Never. Never before. Never since.

And you’re probably thinking the catheter was bad.

It’s not nearly as weird. I can promise you that.

The guests had brought their dog.

Now, dogs were actually allowed when I worked there. In fact, I even baby sat a HUGE Doberman for a guest when I worked at the front desk. We get small dogs and big dogs and yappy dogs and well behaved dogs.

But this dog? This was a dead dog. As in dearly departed. But wait, there’s more. It had been cremated.

Sitting there, on the desk, in the room, was this very ornate wooden box. The box was open. Inside the box was a small plastic bag of ash and a picture of the dead dog himself. It was a bulldog, in case you were wondering. Very cute.

Apparently, the guests thought so too. They had the ashes out on display. On the desk. In the room. For me to find as I cleaned.

I’m pretty sure I did a triple take.

I’m pretty sure my head did something like this: Is that—No! Is it? Oh my GOSH! It’s ASH! That’s a dog! That’s a cremated DOG!

After ogling the box for a very long moment, I finished the room and left. The upside is that the guests were actually really nice people. I met them in the hallway. They tipped me ten bucks. I like those people. Delightfully mad and great tippers.

So the moral of the story is this: always tip your housekeeper because you never know when they’re going to find your cremated dog…

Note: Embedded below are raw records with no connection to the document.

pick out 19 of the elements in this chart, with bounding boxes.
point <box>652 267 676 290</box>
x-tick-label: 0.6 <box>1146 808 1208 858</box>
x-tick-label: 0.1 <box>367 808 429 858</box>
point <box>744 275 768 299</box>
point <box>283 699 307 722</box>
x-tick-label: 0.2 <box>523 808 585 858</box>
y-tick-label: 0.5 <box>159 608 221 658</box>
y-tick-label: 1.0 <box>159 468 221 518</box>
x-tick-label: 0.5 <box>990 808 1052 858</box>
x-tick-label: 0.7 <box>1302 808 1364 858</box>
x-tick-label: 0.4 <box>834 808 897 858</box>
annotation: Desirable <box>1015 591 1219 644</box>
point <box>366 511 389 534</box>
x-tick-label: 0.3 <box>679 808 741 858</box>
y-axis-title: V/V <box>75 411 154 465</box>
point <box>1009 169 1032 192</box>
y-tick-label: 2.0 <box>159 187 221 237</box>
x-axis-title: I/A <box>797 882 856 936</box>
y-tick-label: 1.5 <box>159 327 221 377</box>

My adventures in hospitality, specifically housekeeping were great. Lots of rich experiences to add. But I didn’t stay there. I moved on to the front desk and became a Front Desk Associate which is a fancy way of saying that I stood for nearly eight straight hours every day at a counter in an uncomfortable polyester blazer. I checked people in and I checked them out and I did all those wonderful little tasks associated with Front Desk people. There were a bunch of fun little things that happened occasionally. Like that dog that I got to babysit. That was fun.

And then one day something very strange happened.

A delightfully odd man walked into the lobby. He was wearing a plumed helmet (think Roman soldier) and had this mischievous glint in his eye.

It was in the middle of summer, very hot outside and very hot inside because apparently we weren’t didn’t seem to be able to locate a fan for the front desk (that happened on occasion).

Anyway, in waltzes this wonderful man. He comes right up to the desk and announces that he is going to have a llama in the parking lot that afternoon.

That was it.

He walked back out again.

An hour or so later, I looked outside and, sure enough, there was a llama in the parking lot.

Just standing there, looking utterly bored in that llama sort of way.

The man was nowhere in sight. It was just this…llama. In the parking lot. Bored out of its mind.

Because, of course, that’s where llamas ought to be. Apparently. When they are owned by men with plumed helmets. I suppose.

Anyway, that’s a taste of some of the experiences I’ve had. Would I like to work there again? No, thank you. I got my taste of the field, my adventures in hospitality. I’d like to move on to something else. If I could go back in time and prevent myself from applying, I wouldn’t.

Don’t be afraid to work a crappy job. Simply keep your mind open and your heart glad and you’ll always find something interesting to talk about.